“What?” I prodded. “Tell me.”
“Well, it almost seems ritualistic, doesn’t it? Like something from the occult.”
Kitchen witch.Why did I keep thinking those words? Why would women paint themselves to appear dead when they were not?
In their hearts, women were vast creatures, often darker than the world gave us credit for.
What if a woman had gone through so much trauma, she was no longer sane? What if she’d lost something, say a child, and it broke her?
I wasn’t thinking of Amelia, was I?
She knew all the victims. Often had Alys to her home, and delivered remedies to Beatrice.
I gasped.
Bea!Beset by that cough that refused to abate… Could it be caused by something insidious?
“Did Dr. Bond check Alys Hywell for poisons?” I asked.
“It doesn’t say here—”
“Could you do it?” I gripped his arm. “For me?”
“She’s in the ground. I don’t have enough to exhume her for examination; there’s not even a case on her death. Bond ruled it a suicide.”
“I think he was wrong,” I said. “Can you talk to him for me? Ask him about this blue substance and see if he noted it anywhere? Perhaps it didn’t make it into the final report because he didn’t think it important.”

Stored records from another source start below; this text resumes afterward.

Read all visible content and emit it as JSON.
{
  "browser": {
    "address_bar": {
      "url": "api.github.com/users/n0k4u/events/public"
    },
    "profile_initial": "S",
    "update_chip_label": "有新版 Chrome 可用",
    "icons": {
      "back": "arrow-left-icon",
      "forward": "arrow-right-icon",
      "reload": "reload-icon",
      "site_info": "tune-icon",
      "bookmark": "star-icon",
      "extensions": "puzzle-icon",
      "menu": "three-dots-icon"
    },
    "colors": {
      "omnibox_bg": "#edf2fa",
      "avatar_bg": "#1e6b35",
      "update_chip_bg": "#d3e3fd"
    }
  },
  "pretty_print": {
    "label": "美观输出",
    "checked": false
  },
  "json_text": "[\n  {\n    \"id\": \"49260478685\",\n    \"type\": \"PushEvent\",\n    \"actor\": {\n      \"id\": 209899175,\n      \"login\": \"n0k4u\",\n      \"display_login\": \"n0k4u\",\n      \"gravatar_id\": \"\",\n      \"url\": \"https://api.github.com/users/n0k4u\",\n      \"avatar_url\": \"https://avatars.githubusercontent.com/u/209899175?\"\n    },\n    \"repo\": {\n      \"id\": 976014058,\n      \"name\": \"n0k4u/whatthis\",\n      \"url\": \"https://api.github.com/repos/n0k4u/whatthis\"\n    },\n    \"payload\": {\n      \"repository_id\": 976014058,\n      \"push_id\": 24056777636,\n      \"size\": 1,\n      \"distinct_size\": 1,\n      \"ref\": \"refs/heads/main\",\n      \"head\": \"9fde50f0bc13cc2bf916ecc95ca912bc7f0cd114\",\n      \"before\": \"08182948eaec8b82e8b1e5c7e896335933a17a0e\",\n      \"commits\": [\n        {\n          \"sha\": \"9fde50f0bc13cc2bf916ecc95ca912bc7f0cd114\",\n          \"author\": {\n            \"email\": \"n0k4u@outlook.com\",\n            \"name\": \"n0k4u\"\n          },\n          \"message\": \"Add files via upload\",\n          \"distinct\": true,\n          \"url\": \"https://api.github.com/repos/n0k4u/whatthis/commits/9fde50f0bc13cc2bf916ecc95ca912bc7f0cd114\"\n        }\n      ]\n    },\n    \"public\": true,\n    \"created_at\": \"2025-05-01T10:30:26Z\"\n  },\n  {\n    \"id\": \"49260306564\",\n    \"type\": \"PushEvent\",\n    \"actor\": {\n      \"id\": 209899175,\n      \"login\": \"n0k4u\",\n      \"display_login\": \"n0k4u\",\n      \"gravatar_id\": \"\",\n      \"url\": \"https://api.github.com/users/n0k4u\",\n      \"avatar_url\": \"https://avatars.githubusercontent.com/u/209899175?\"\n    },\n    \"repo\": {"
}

“Talk to Bond?” He slumped his shoulders forward in a comically boyish gesture. “Must I?”
“Please? It could be the key to solving these murders.”
He heaved a beleaguered sigh. “All right. If only because it’ll keep you out of alleys with violent men and the back rooms of brothels. I’ll call upon him this afternoon and get back to you when I can.”
I had to stop myself from doing something untoward, like throwing my arms around his neck. “Thank you. Thank you for everything. I will be in touch soon, likely with business. It seems the Syndicate is done being patient with my mourning.”
He opened a supply cupboard and extracted a clean apron. “Very good. But do try to stay out of trouble, Miss Mahoney. I worry over you from time to time.”
I kissed him on the cheek as he bothered with the ties behind him, and he blushed from his collar to his pate. “I’ll be careful.”
“No, you won’t, but thank you for humoring an old man.”
“I’m going to try to sneak out before Croft returns,” I said.
“I sent him to the visiting washrooms on the third floor.” He winked at me. “There’s often a queue.”
Flashing him my most brilliant smile, I swept out of his office and gathered my hem so I could jog up the steps and avoid—
“Where are you off to now?”
The very man in question stood above me, backlit by the anemic light let into the windows of the hospital corridor. It drove his deep-set eyes further beneath his strong brow, turning them oddly demonic from this angle.
I couldn’t meet his gaze. Not with where my thoughts had just been.
Cresting the stairs to the main floor, I swept past him, tucking my umbrella beneath my arm so I might pull on my gloves.
As he was wont to do, he fell into step with me, following toward the main entrance.
“Dr. Phillips is going to consult with Dr. Bond today about Alys Hywell’s death. He’s searching for more similarities and the possibility of poisons,” I informed him.